The China National Space Administration’s probe first detected Kamo’oalewa on June 6, 2026, after undergoing multiple orbital adjustments in deep space. The asteroid orbits the sun in a path nearly identical to Earth’s, moving in near-synchronous motion that makes it a relatively accessible celestial body.
Kamo’oalewa has an average diameter of only about 41 meters and rotates at high speed, meaning the spacecraft must achieve stable contact and collect samples within a limited time frame. Tianwen-2 is equipped with multiple cameras with different focal lengths, switching between a narrow-field-of-view camera and a wide-field-of-view camera depending on the situation. It also carries a detachable camera that will be used during sample collection. Because the probe’s orientation must be finely adjusted when capturing images, seizing these limited windows is an extremely difficult task.
If the mission gathers samples, it will release them in a capsule during an Earth flyby in November 2027. The probe also plans to conduct more detailed scientific observations of Kamo’oalewa’s shape, material composition, and internal structure.

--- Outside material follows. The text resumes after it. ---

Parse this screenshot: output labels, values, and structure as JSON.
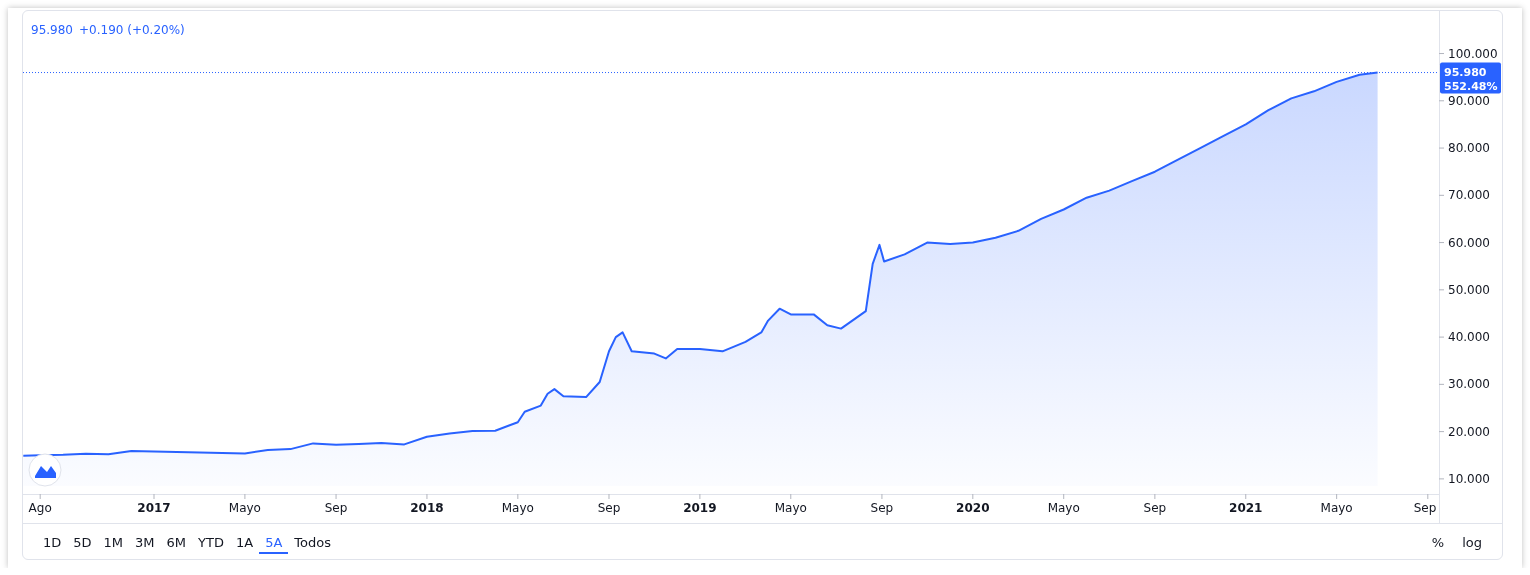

“It is highly likely to contain primordial information from the early days of the solar system’s formation, and it holds great scientific value for studying early material composition, formation processes, and evolutionary history,” said Han Siyuan, deputy director of the Lunar and Space Exploration Engineering Center and spokesperson for the Tianwen-2 mission. A successful sample return would mark another achievement in asteroid sample return, following Japan’s Hayabusa and Hayabusa2 missions, the first to return asteroid samples to Earth, and NASA’s OSIRIS-REx mission.
The asteroid’s origins remain contested. Researchers previously theorized that Kamo’oalewa is a fragment of the moon blown away by an asteroid impact millions of years ago, a widely accepted explanation because the spectrum of its reflected light closely resembles that of silicate minerals found on the moon’s surface, with simulations backing up the theory. In May, an international research team including the Chinese Academy of Sciences published a paper casting doubt on this hypothesis. A reanalysis found that the central wavelength of the absorption band matched the characteristics of LL chondrites, a type of meteorite with low iron and metal content. The team irradiated LL chondrite meteorite powder with a laser to simulate space weathering caused by solar wind and micrometeorites, and the results closely matched observational data of Kamo’oalewa, suggesting the asteroid migrated to Earth’s vicinity from the Flora family in the asteroid belt.
If Tianwen-2 successfully completes its mission to take samples and return to Earth, it will likely help answer questions about Kamo’oalewa’s origins. But first, it must reach the asteroid’s surface.
The next milestones are the surface landing and sample collection, followed by the release of the sample capsule during the Earth flyby in November 2027.